My parents each had long love affairs during their marriage. My question is when did Mama find the time and when did Daddy get the gumption?
Mama seemed the human manifestation of perpetual motion. She tended an acre garden with neat straight rows of vigorously growing vegetable of glorious hues. She gathered bushels and bushels of harvest all during the long growing season and set to canning and preserving. We kids were served a hearty breakfast, handed a bag lunch for school and came home to a fine supper the table covered with vegetable dishes from that which had been in the dirt that morning.
Mama was busy. She:
ironed all the clothes, many of which she made;
kept the house spic and span;
planted an orchard and kept the fruit trees in good trim;
was president of the PTA;
hosted dinner parties, bridge parties, cocktail parties with lots of dancing;
mowed the lawn – half the eight acres was grass;
held my horses for endless hours at horse shows;
built my barn, with a hand saw as my sister recently reminded me;
baked a cake for the neighbor down the road whose wife had died;
taught tennis lessons on our clay court.
In the meantime my southern through and through father had chosen well his life’s mate, the dairy farm girl with German staunch. Daddy was the softer side of life. He enjoyed a toddy of the evening. He was a little dreamy. He found his true peace after we four rambunctious kids had finally vacated the premises. We were like that room covered in ping pong balls balanced on mouse traps. Remember that image? I think it was Walt Disney who dropped the single ping pong ball into the middle of the room covered by the primed mouse traps.
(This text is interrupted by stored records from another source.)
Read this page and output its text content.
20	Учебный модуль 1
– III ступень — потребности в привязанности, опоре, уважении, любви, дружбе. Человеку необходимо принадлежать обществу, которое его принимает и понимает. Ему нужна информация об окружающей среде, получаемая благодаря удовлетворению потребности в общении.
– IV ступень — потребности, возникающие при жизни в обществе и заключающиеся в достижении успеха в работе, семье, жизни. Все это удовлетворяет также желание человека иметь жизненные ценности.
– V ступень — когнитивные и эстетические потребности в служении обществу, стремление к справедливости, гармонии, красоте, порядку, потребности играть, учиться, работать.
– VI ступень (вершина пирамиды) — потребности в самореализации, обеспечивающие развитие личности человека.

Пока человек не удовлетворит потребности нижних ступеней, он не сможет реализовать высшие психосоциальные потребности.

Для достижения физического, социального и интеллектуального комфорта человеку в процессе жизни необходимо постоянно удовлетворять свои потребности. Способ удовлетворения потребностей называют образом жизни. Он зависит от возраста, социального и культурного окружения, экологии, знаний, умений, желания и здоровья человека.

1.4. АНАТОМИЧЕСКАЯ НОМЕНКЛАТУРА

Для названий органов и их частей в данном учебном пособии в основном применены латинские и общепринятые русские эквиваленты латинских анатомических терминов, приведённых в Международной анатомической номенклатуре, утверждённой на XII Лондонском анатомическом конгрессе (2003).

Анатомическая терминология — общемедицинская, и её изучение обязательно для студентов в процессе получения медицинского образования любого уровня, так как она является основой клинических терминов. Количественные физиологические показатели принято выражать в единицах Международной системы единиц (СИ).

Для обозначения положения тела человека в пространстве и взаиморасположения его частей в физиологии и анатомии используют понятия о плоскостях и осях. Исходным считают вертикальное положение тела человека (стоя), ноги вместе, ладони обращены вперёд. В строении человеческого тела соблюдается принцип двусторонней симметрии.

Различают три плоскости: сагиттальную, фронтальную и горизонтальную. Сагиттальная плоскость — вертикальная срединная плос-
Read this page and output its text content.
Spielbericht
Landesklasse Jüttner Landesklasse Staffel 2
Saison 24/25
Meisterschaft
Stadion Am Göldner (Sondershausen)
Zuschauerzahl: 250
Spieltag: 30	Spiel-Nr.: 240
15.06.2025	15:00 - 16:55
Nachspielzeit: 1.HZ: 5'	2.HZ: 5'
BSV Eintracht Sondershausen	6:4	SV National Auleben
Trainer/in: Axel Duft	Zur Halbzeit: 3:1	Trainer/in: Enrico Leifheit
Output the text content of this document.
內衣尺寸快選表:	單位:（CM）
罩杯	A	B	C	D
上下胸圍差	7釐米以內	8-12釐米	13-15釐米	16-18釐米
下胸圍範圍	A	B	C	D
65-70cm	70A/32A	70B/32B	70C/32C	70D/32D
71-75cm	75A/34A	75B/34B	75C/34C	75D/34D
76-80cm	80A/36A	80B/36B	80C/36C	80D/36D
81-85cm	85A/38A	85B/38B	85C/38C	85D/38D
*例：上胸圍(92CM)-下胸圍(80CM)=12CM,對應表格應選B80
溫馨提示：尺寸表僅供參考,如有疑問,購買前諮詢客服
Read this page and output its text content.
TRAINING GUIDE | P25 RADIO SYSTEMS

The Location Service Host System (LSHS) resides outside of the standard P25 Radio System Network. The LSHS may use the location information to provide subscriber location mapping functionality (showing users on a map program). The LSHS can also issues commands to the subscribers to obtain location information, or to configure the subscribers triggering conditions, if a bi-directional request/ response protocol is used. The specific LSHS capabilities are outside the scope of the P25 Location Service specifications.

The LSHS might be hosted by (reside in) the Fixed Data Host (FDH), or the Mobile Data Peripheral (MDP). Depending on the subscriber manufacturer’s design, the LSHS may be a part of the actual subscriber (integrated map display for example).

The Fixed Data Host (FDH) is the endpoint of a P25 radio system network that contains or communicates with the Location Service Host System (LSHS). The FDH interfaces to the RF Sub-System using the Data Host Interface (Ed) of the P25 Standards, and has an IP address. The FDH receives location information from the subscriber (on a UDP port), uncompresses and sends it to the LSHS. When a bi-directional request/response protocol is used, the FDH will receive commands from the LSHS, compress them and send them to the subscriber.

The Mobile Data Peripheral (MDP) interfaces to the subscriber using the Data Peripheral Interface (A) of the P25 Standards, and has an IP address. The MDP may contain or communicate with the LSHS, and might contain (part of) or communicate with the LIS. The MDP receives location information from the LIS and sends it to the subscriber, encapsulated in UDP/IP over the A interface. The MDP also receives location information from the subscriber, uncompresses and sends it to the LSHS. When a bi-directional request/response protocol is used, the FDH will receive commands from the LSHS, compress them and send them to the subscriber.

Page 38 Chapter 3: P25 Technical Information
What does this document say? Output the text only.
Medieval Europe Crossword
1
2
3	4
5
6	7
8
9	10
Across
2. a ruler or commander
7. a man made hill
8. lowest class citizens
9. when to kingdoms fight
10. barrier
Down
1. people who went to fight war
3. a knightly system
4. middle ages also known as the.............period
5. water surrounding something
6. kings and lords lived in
Daddy liked reciting poetry, sitting quietly, musing…the stuff of an artistic nature. I’ve heard that Einstein created out a similar interior space. Daddy invented things. I’d tell him, “Daddy you could make a million dollars with that!” But that would be too concrete, too effortful. He liked the creative part.
We had a little run about we’d take to Alatoona Lake for water skiing and swimming. Daddy drove the boat while we took turns skiing. Mama could take off from shore on a slalom ski. SHE WAS AWESOME! We spent all day roasting under the Georgia sun. Two days later our skin would erupt into chains of bubbles and we kids would compete who could peal the longest piece of intact sloughed skin.
My mother ran the show and Daddy made it fun with his calm, accepting and humorous wisdom. They had a wonderful marriage. Both had long love affairs. Sixty-six years their love affairs lasted – with each other.